A few forward-thinking universities have come up with their own online learning technologies that pretty much replicate classrooms down to the last detail. At the top end is the Engaged Learning Online (ELO) technology by SP Jain Global. Along similar lines are Harvard’s HBX, Oxford’s HIVE and IE Business School’s WOW Room. These offer you a live professor, teaching you just like s/he would in a live classroom, giving each student their full attention. Classes are timetabled, questions are asked and answered immediately, and the engagement is on par with what you would experience in a traditional classroom.
How can EdTech and online learning tools help in the current COVID-19 crisis?
Every industry has a spark moment. COVID-19 is that spark moment for online education. Yes, we all preferred the comfort of a traditional classroom, but with lockdowns and travel bans imposed for the foreseeable future, EdTech and online learning tools have been the ‘saving grace’ for students and educators worldwide.

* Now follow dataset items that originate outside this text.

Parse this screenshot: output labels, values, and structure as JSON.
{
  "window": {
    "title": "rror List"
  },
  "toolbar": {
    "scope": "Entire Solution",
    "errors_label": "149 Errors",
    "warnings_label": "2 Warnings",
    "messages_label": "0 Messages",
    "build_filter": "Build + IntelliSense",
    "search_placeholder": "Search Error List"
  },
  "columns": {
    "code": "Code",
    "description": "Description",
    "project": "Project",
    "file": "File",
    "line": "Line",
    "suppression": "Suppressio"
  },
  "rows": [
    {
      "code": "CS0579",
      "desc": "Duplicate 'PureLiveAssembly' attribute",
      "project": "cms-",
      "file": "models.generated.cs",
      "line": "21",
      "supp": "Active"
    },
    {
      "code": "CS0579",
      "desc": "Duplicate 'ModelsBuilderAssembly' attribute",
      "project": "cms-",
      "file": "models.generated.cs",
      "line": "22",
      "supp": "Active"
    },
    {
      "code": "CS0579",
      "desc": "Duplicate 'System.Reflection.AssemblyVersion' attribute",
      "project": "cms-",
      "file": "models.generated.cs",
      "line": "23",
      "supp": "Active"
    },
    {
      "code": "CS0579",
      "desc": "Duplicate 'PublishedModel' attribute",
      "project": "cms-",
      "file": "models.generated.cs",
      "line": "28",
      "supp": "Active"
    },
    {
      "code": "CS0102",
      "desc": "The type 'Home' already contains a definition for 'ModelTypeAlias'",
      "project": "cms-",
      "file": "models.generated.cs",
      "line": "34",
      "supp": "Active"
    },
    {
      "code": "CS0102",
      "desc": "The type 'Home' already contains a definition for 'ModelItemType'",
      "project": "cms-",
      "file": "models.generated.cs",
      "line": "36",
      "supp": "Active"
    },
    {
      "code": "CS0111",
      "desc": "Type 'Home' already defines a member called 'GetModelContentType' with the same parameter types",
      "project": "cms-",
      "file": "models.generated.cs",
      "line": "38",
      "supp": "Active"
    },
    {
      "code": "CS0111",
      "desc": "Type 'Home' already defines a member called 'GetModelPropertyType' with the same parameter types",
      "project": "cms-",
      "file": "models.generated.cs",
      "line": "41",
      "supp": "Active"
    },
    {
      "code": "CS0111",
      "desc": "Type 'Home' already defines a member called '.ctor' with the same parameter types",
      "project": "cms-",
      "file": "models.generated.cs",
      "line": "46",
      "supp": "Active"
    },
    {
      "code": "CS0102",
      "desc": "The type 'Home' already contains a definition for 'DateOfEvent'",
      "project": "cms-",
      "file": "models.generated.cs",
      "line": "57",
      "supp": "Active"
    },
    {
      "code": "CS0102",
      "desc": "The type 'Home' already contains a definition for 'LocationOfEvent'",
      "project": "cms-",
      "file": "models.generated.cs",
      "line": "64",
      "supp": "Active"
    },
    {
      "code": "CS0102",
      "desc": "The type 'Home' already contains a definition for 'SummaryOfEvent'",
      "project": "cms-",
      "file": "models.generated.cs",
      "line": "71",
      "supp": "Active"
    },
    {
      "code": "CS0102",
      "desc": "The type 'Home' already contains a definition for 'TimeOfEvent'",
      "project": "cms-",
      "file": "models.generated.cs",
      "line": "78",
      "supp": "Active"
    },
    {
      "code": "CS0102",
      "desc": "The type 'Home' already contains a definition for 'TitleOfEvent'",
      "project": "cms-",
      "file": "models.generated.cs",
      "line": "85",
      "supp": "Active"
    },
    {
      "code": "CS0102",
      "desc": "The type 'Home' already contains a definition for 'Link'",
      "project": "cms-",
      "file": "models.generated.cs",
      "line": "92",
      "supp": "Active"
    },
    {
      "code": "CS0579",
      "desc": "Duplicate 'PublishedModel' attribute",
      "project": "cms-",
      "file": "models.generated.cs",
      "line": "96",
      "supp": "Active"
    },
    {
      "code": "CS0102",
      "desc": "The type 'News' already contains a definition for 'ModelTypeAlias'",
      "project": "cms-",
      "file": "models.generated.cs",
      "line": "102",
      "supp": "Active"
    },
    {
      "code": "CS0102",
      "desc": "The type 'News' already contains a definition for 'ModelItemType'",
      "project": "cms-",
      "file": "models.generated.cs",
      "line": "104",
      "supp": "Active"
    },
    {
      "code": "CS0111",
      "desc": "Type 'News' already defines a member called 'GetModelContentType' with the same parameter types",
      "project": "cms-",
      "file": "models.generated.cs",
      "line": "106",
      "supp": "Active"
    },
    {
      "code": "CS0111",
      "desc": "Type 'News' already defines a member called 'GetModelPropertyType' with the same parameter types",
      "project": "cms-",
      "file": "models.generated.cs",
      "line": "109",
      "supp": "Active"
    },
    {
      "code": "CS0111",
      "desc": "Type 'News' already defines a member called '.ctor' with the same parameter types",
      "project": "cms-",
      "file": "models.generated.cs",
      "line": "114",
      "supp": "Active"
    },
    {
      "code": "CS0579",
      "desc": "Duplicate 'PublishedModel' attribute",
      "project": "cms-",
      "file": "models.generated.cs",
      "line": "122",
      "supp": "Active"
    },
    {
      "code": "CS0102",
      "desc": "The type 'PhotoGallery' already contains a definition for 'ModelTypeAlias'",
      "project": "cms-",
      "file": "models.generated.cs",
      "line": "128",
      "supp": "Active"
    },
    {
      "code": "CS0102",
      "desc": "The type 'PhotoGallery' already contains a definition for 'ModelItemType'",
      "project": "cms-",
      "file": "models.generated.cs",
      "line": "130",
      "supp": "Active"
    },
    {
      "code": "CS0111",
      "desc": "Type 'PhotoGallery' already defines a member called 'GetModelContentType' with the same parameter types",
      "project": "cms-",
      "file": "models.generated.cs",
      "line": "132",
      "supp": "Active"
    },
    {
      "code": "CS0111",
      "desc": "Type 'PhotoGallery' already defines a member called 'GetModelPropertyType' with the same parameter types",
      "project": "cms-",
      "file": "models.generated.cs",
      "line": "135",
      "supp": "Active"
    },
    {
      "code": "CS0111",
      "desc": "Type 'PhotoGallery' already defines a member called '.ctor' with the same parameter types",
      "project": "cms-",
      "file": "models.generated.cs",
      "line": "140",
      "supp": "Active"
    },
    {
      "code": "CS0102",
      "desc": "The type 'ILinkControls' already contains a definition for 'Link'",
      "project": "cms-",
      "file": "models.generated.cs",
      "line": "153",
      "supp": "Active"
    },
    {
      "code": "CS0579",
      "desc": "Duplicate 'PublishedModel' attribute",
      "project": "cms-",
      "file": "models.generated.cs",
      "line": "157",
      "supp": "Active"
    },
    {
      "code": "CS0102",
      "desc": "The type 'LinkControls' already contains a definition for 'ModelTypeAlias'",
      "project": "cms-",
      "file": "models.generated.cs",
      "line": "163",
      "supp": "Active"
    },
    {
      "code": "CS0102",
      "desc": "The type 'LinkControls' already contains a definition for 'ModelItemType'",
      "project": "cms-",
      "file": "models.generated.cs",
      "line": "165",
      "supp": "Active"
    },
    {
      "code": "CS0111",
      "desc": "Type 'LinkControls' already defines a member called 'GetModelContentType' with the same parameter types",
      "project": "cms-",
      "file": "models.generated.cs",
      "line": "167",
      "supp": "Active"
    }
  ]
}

At SP Jain, we have had over 2,000 students study using ELO in the last one month across our four campuses, and the feedback – from faculty and students – has been fantastic. A huge advantage is that it can connect and engage with students no matter where in the world they are. As the number of students experiencing this technology is going up by the day, we are expecting this technology to get a massive boost.

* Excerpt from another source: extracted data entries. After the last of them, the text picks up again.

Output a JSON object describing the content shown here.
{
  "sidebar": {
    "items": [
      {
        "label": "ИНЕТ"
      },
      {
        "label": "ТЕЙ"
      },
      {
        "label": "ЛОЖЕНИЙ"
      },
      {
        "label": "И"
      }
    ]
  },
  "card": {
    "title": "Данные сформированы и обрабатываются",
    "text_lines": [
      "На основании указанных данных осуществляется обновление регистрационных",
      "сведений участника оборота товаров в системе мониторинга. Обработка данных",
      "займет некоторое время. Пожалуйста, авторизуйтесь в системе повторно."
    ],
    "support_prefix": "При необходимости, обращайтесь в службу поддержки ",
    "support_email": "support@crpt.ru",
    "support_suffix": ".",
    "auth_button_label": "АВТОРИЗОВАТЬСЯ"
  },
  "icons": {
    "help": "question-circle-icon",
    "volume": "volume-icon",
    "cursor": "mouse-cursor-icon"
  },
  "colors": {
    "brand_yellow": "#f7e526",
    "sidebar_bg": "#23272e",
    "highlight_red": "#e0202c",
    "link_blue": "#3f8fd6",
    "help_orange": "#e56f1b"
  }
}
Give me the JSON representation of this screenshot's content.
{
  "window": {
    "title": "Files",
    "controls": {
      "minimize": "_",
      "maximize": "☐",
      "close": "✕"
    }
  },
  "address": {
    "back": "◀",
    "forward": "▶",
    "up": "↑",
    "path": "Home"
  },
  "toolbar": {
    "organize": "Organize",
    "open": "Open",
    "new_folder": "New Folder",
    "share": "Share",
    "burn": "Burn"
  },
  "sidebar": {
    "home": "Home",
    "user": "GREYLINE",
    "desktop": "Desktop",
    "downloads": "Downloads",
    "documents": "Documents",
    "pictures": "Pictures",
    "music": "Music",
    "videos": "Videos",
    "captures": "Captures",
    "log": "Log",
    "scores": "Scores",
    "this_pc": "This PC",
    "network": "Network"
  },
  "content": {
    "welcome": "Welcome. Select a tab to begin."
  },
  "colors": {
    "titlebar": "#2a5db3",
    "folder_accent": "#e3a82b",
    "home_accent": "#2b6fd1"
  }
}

Is online education accessible to all? How can this be made possible?
Online education may not be accessible to all at this point. Lack of infrastructure in rural areas and a lack of investment in cutting-edge technologies serve as the biggest hindrance in making education available to all. However, public-private partnerships and grants from the government can help overcome these obstacles, slowly but surely.
What are your thoughts on online examinations? How can parents and students be made ready to adapt to the changing times in terms of EdTech?
Several schools and colleges have had to cancel or reschedule their examinations, in light of the COVID-19 pandemic. So, online examinations are not only a possibility; they have become a necessity. Of course, exam patterns will have to evolve, and educators will have to find the best way to assess a student’s knowledge of the subject without having him physically present in a classroom. It may seem daunting in the beginning, but the prospects are bright.
Over a period of time, we have got used to conventional options – physical classrooms, pen and paper exams. A complete and sudden shift to online learning might be far fetched but to start with, we can think of models which include both online and offline learning options to ease parents and students into the process.